DOGE’s pros and cons
As Bitcoin’s crazy cousin, Dogecoin has indisputable advantages, but also some limits that should be noted.
Dogecoin not only has the advantage of being fun, but it also embodies a cryptocurrency of economic proportions as it does not require its users to pay transaction fees. Compared to other cryptocurrencies, which orientate themselves towards large transactions, DOGE is exclusively focused on smaller ones, for which the fees are non-existent. This is definitely an advantage if you are looking for a user-friendly and cheap cryptocurrency.
Dogecoin remains, despite its market cap, a mascot of the crypto community. While it has definite advantages over other cryptocurrencies, DOGE has its share of weaknesses.
- This cryptocurrency uses the script language, which means that miners are not given the freedom to use the same mining equipment used for Bitcoin (SHA-256 mining equipment). It also means that during the mining process, complications may arise when creating ASIC FPGA circuits.
- DOGE’s acquisition process itself is somewhat complex as you have to buy another cryptocurrency before being able to buy it. This two-step operation can sometimes prove to be tedious and not very user-friendly.
- The other problem with DOGE is its wallet. Its installation can be quite a long process because the DOGE wallet must synchronise with all users, not to mention perform extensive updates.
- If this currency is cheap to use, it is because it does not charge fees for transactions, and this has a major drawback. In fact, unlike Bitcoin, Dogecoin does not charge any fees because it does not have an operating structure, but the consequence is that the user has no help if they encounter an issue. Dogecoin doesn’t even have white paper.
Regardless, even if this currency has a deflationary ambition, like Bitcoin, its economic impact will still be limited to the relatively small sphere of micropayments. That being said, Dogecoin has proven its ability to mobilise a dynamic community, meaning it puts itself more in the participatory sector of the economy. It has frequently been successfully used for the funding of participatory projects via fundraising rounds.
On 19th January 2014, a round of funding organised by the Dogecoin community raised $50,000 for the Jamaican bobsleigh team that qualified for the Sochi Winter Olympics, for example.
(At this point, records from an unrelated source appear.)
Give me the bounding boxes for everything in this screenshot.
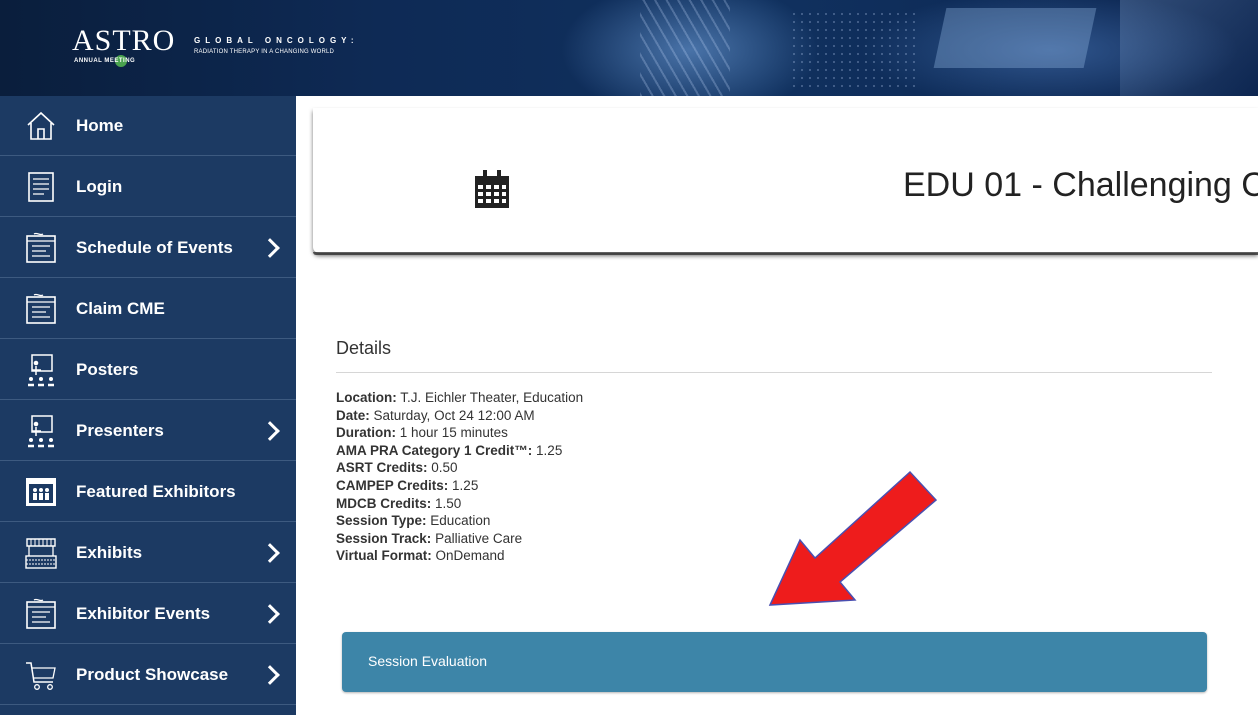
sidebar-item-exhibitor-events[interactable]: Exhibitor Events [0,584,296,644]
logo-subtitle: ANNUAL MEETING [74,58,136,64]
detail-value: Palliative Care [435,530,523,546]
logo-tagline-sub: RADIATION THERAPY IN A CHANGING WORLD [194,49,335,55]
header-banner: ASTRO ANNUAL MEETING GLOBAL ONCOLOGY: RA… [0,0,1258,96]
sidebar-item-label: Login [76,176,123,196]
schedule-icon [24,292,58,326]
detail-location: Location: T.J. Eichler Theater, Educatio… [336,389,583,407]
sidebar-item-label: Presenters [76,420,164,440]
annotation-arrow-icon [768,470,938,606]
chevron-right-icon[interactable] [260,237,280,258]
detail-date: Date: Saturday, Oct 24 12:00 AM [336,407,583,425]
session-header-card: EDU 01 - Challenging C [313,108,1258,255]
sidebar-item-login[interactable]: Login [0,157,296,217]
detail-value: 1 hour 15 minutes [399,425,508,441]
detail-value: 0.50 [431,460,458,476]
sidebar-item-label: Exhibitor Events [76,603,211,623]
detail-duration: Duration: 1 hour 15 minutes [336,424,583,442]
detail-label: Date: [336,407,370,423]
detail-value: T.J. Eichler Theater, Education [400,390,584,405]
detail-virtual-format: Virtual Format: OnDemand [336,547,583,565]
sidebar-item-label: Featured Exhibitors [76,481,236,501]
sidebar-item-featured-exhibitors[interactable]: Featured Exhibitors [0,462,296,522]
detail-label: Duration: [336,425,396,441]
detail-label: Location: [336,390,397,405]
detail-label: Session Track: [336,530,432,546]
sidebar-item-label: Schedule of Events [76,237,233,257]
sidebar-nav: Home Login Schedule of Events Claim CME … [0,96,296,715]
astro-logo[interactable]: ASTRO ANNUAL MEETING GLOBAL ONCOLOGY: RA… [72,26,412,72]
schedule-icon [24,231,58,265]
detail-value: 1.50 [435,495,462,511]
sidebar-item-product-showcase[interactable]: Product Showcase [0,645,296,705]
session-evaluation-button[interactable]: Session Evaluation [342,632,1207,692]
detail-campep-credits: CAMPEP Credits: 1.25 [336,477,583,495]
card-shadow [313,252,1258,255]
chevron-right-icon[interactable] [260,664,280,685]
sidebar-item-claim-cme[interactable]: Claim CME [0,279,296,339]
detail-value: Education [430,513,491,529]
session-evaluation-label: Session Evaluation [368,653,488,669]
sidebar-item-exhibits[interactable]: Exhibits [0,523,296,583]
detail-ama-credit: AMA PRA Category 1 Credit™: 1.25 [336,442,583,460]
sidebar-item-label: Posters [76,359,139,379]
detail-label: Virtual Format: [336,548,432,564]
sidebar-item-schedule-of-events[interactable]: Schedule of Events [0,218,296,278]
detail-mdcb-credits: MDCB Credits: 1.50 [336,495,583,513]
cart-icon [24,658,58,692]
banner-decoration [933,8,1097,68]
chevron-right-icon[interactable] [260,542,280,563]
detail-label: Session Type: [336,513,427,529]
sidebar-item-label: Home [76,115,124,135]
exhibitors-icon [24,475,58,509]
detail-label: AMA PRA Category 1 Credit™: [336,442,533,458]
sidebar-item-label: Claim CME [76,298,165,318]
details-list: Location: T.J. Eichler Theater, Educatio… [336,389,583,565]
sidebar-item-presenters[interactable]: Presenters [0,401,296,461]
banner-decoration [790,10,920,90]
divider [336,372,1212,373]
dna-helix-graphic [640,0,730,96]
sidebar-item-label: Exhibits [76,542,143,562]
detail-value: 1.25 [452,477,479,493]
home-icon [24,109,58,143]
details-heading: Details [336,338,392,358]
banner-decoration [1120,0,1258,96]
sidebar-item-home[interactable]: Home [0,96,296,156]
booth-icon [24,536,58,570]
login-icon [24,170,58,204]
sidebar-item-posters[interactable]: Posters [0,340,296,400]
logo-tagline: GLOBAL ONCOLOGY: [194,36,359,45]
detail-label: MDCB Credits: [336,495,432,511]
detail-asrt-credits: ASRT Credits: 0.50 [336,459,583,477]
detail-value: Saturday, Oct 24 12:00 AM [373,407,535,423]
chevron-right-icon[interactable] [260,420,280,441]
detail-label: CAMPEP Credits: [336,477,449,493]
presenter-icon [24,353,58,387]
presenter-icon [24,414,58,448]
session-title: EDU 01 - Challenging C [903,166,1258,204]
detail-label: ASRT Credits: [336,460,428,476]
sidebar-item-label: Product Showcase [76,664,229,684]
detail-value: 1.25 [536,442,563,458]
schedule-icon [24,597,58,631]
chevron-right-icon[interactable] [260,603,280,624]
logo-wordmark: ASTRO [72,24,176,57]
detail-value: OnDemand [435,548,505,564]
calendar-icon [475,170,509,208]
detail-session-track: Session Track: Palliative Care [336,530,583,548]
detail-session-type: Session Type: Education [336,512,583,530]
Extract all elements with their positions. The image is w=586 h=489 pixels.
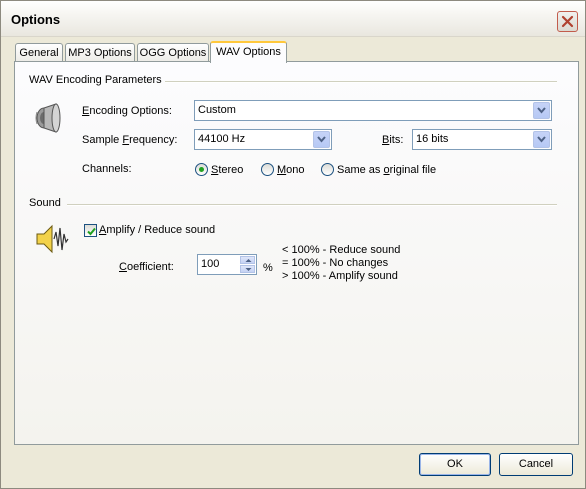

The DOGE community also organised a fundraiser to support the only Indian athlete who participated in the Olympics in Sochi. Finally, the same community can be congratulated for raising funds to finance the construction of wells in Kenya, as well as supporting Jose Wise, a NASCAR racing driver.
Finally, it must be said that this currency also remains very subject to the undecided winds of volatility. The fact that its market cap fell from $2 billion in January 2018 to around $305 million today (June 2020) is an indicator of its great instability, but also that is just like all cryptocurrency for that matter.
In conclusion, let’s say that Dogecoin is a kind of fun and friendly cryptocurrency, with no particular economic ambition, unlike Bitcoin, but which has been able to build a dynamic and very active community which is sometimes referred to as cryptocurrency’s mascot: a role it plays wonderfully.